As Christians, we know that we are both body and soul, which means our relationships require some form of presence to deepen. This is especially true in how we learn how to love. Children and teens who have been taught that their relationships can be lived primarily on their smartphone are being given the path to a loveless life. The reality is, we cannot fully love through a screen. We are not dying-to-self by liking a photo or sharing a quick comment on a post. To truly love, we need to know how to be physically, mentally, emotionally, and spiritually present to another person.

Love requires sacrifice and willing the good of the other. Since these children, teens, and young adults, live primarily in a virtual world of their own making, they do not have to sacrifice in relationships, and they can cancel people at will. This deeply damages their ability to form deeper and more fulfilling relationships. It makes it impossible to build healthy communities with disagreement because the starting point in everything is themselves. In fact, their ability to love and be loved is being stunted.

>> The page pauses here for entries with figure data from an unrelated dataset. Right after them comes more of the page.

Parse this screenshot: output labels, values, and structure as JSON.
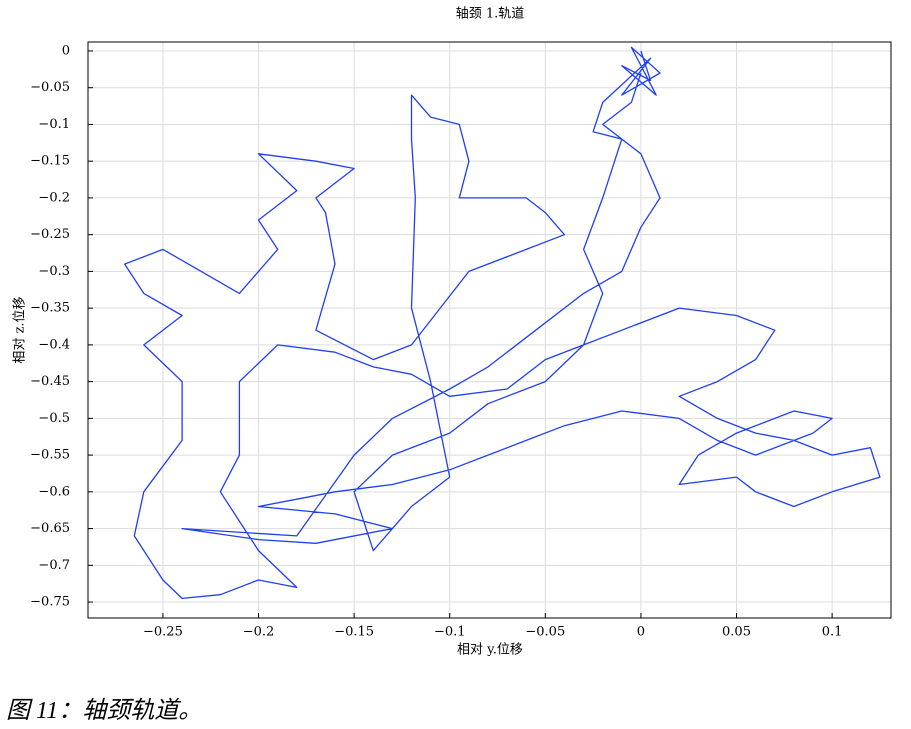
{
  "chart_data": {
    "type": "line",
    "title": "轴颈 1.轨道",
    "x_label": "相对 y.位移",
    "y_label": "相对 z.位移",
    "x": [
      0.0,
      0.005,
      -0.01,
      0.008,
      -0.005,
      0.01,
      -0.01,
      0.005,
      -0.02,
      -0.025,
      -0.01,
      -0.02,
      -0.03,
      -0.02,
      -0.03,
      -0.05,
      -0.08,
      -0.1,
      -0.13,
      -0.15,
      -0.14,
      -0.12,
      -0.1,
      -0.11,
      -0.12,
      -0.118,
      -0.12,
      -0.12,
      -0.11,
      -0.095,
      -0.09,
      -0.095,
      -0.06,
      -0.05,
      -0.04,
      -0.06,
      -0.09,
      -0.12,
      -0.14,
      -0.17,
      -0.16,
      -0.165,
      -0.17,
      -0.15,
      -0.17,
      -0.2,
      -0.18,
      -0.2,
      -0.19,
      -0.21,
      -0.23,
      -0.25,
      -0.27,
      -0.26,
      -0.24,
      -0.26,
      -0.24,
      -0.24,
      -0.26,
      -0.265,
      -0.25,
      -0.24,
      -0.22,
      -0.2,
      -0.18,
      -0.2,
      -0.22,
      -0.21,
      -0.21,
      -0.19,
      -0.16,
      -0.14,
      -0.12,
      -0.1,
      -0.07,
      -0.05,
      -0.03,
      -0.01,
      0.02,
      0.05,
      0.07,
      0.06,
      0.04,
      0.02,
      0.04,
      0.06,
      0.08,
      0.1,
      0.12,
      0.125,
      0.1,
      0.08,
      0.06,
      0.05,
      0.02,
      0.03,
      0.05,
      0.08,
      0.1,
      0.09,
      0.06,
      0.04,
      0.02,
      -0.01,
      -0.04,
      -0.06,
      -0.08,
      -0.1,
      -0.13,
      -0.16,
      -0.18,
      -0.2,
      -0.16,
      -0.13,
      -0.17,
      -0.2,
      -0.24,
      -0.18,
      -0.15,
      -0.13,
      -0.1,
      -0.08,
      -0.05,
      -0.03,
      -0.01,
      0.0,
      0.01,
      0.0,
      -0.02,
      -0.005,
      0.0
    ],
    "series": [
      {
        "name": "轨道",
        "color": "#1f3ff5",
        "values": [
          0.0,
          -0.04,
          -0.02,
          -0.06,
          0.005,
          -0.03,
          -0.06,
          -0.01,
          -0.07,
          -0.11,
          -0.12,
          -0.2,
          -0.27,
          -0.33,
          -0.4,
          -0.45,
          -0.48,
          -0.52,
          -0.55,
          -0.6,
          -0.68,
          -0.62,
          -0.58,
          -0.45,
          -0.35,
          -0.2,
          -0.12,
          -0.06,
          -0.09,
          -0.1,
          -0.15,
          -0.2,
          -0.2,
          -0.22,
          -0.25,
          -0.27,
          -0.3,
          -0.4,
          -0.42,
          -0.38,
          -0.29,
          -0.22,
          -0.2,
          -0.16,
          -0.15,
          -0.14,
          -0.19,
          -0.23,
          -0.27,
          -0.33,
          -0.3,
          -0.27,
          -0.29,
          -0.33,
          -0.36,
          -0.4,
          -0.45,
          -0.53,
          -0.6,
          -0.66,
          -0.72,
          -0.745,
          -0.74,
          -0.72,
          -0.73,
          -0.68,
          -0.6,
          -0.55,
          -0.45,
          -0.4,
          -0.41,
          -0.43,
          -0.44,
          -0.47,
          -0.46,
          -0.42,
          -0.4,
          -0.38,
          -0.35,
          -0.36,
          -0.38,
          -0.42,
          -0.45,
          -0.47,
          -0.5,
          -0.52,
          -0.53,
          -0.55,
          -0.54,
          -0.58,
          -0.6,
          -0.62,
          -0.6,
          -0.58,
          -0.59,
          -0.55,
          -0.52,
          -0.49,
          -0.5,
          -0.52,
          -0.55,
          -0.53,
          -0.5,
          -0.49,
          -0.51,
          -0.53,
          -0.55,
          -0.57,
          -0.59,
          -0.6,
          -0.61,
          -0.62,
          -0.63,
          -0.65,
          -0.67,
          -0.665,
          -0.65,
          -0.66,
          -0.55,
          -0.5,
          -0.46,
          -0.43,
          -0.37,
          -0.33,
          -0.3,
          -0.24,
          -0.2,
          -0.14,
          -0.1,
          -0.07,
          -0.03
        ]
      }
    ],
    "xlim": [
      -0.2892,
      0.1308
    ],
    "ylim": [
      -0.7717,
      0.0122
    ],
    "xticks": [
      {
        "value": -0.25,
        "label": "−0.25"
      },
      {
        "value": -0.2,
        "label": "−0.2"
      },
      {
        "value": -0.15,
        "label": "−0.15"
      },
      {
        "value": -0.1,
        "label": "−0.1"
      },
      {
        "value": -0.05,
        "label": "−0.05"
      },
      0,
      {
        "value": 0.05,
        "label": "0.05"
      },
      {
        "value": 0.1,
        "label": "0.1"
      }
    ],
    "yticks": [
      0,
      {
        "value": -0.05,
        "label": "−0.05"
      },
      {
        "value": -0.1,
        "label": "−0.1"
      },
      {
        "value": -0.15,
        "label": "−0.15"
      },
      {
        "value": -0.2,
        "label": "−0.2"
      },
      {
        "value": -0.25,
        "label": "−0.25"
      },
      {
        "value": -0.3,
        "label": "−0.3"
      },
      {
        "value": -0.35,
        "label": "−0.35"
      },
      {
        "value": -0.4,
        "label": "−0.4"
      },
      {
        "value": -0.45,
        "label": "−0.45"
      },
      {
        "value": -0.5,
        "label": "−0.5"
      },
      {
        "value": -0.55,
        "label": "−0.55"
      },
      {
        "value": -0.6,
        "label": "−0.6"
      },
      {
        "value": -0.65,
        "label": "−0.65"
      },
      {
        "value": -0.7,
        "label": "−0.7"
      },
      {
        "value": -0.75,
        "label": "−0.75"
      }
    ],
    "grid": true
  },
  "caption": "图 11：轴颈轨道。"
}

Even more concerning is the growing indifference, hostility, and even violent attitudes that are arising from these virtual worlds they are living in. How many videos have been posted now of violent acts taking place while people film and nobody helps? This leads to a very dark future. In a world where people do not know how to love, selfishness reigns supreme.

It is now well known that countless children, teens, and adults are terribly lonely. They are not experiencing love directly or at all. In fact, they have been taught a counterfeit, which leaves them lonely and isolated. Only countless hours of scrolling keep their minds off of that loneliness.

This virtual living is also creating violent divisions in nations across the Western world that are led in large part by young people. Thanks to the obvious use of propaganda (on all sides of the political spectrum) in social and news media, young people especially are more prone to violence and more vulnerable to the lies fed to them. The recent university riots reveal this reality, as does the attempted assassination of a former president. Political violence in many forms is increasing in the Western world, and social media is used to stoke the fires of rage and destruction.

Catholics should be taking serious stock of how smartphones and social media are impacting our families, parishes, surrounding communities, and nations. We must stop jumping on every new bandwagon when another technology arises. If there is one virtue we as a Church have not exercised enough in the face of new technologies, it is prudence. I am just as guilty of this as everyone else. It took me 12 years to understand what social media and smartphone addiction was doing to me and my family.

There are countless wounded kids, teens, and adults in our communities who are deeply lonely, depressed, anxious, and even suicidal. There are many who are trapped in cycles of fear perpetuated by the politicization of everything to such a point that they cannot see reality—this is on both sides—and are lashing out violently. They are sitting in our pews, and many are sitting alone in their homes longing for true human connection.

We should be asking ourselves if virtual reality is what the Lord wants us to live in or if part of the way we live the Gospel in this age is by helping people to untether themselves, teaching them how to live in actual reality with all its messiness, periods of boredom, and suffering.

By God’s given nature we are social creatures, but this ultimately means building communities that are physically, spiritually, emotionally, and mentally present to one another. This is the only way we can fully love. We have to reclaim the calling of the Cross. Love is sacrificial. It is not on our own terms. It is self-emptying. Social media and smartphone over-reliance are counterfeits to real love and connection. As a Church, we should be finding ways to build authentic communities on the love of Christ, rather than virtual counterfeits that are making us lonelier, more divided, and unfortunately, violent.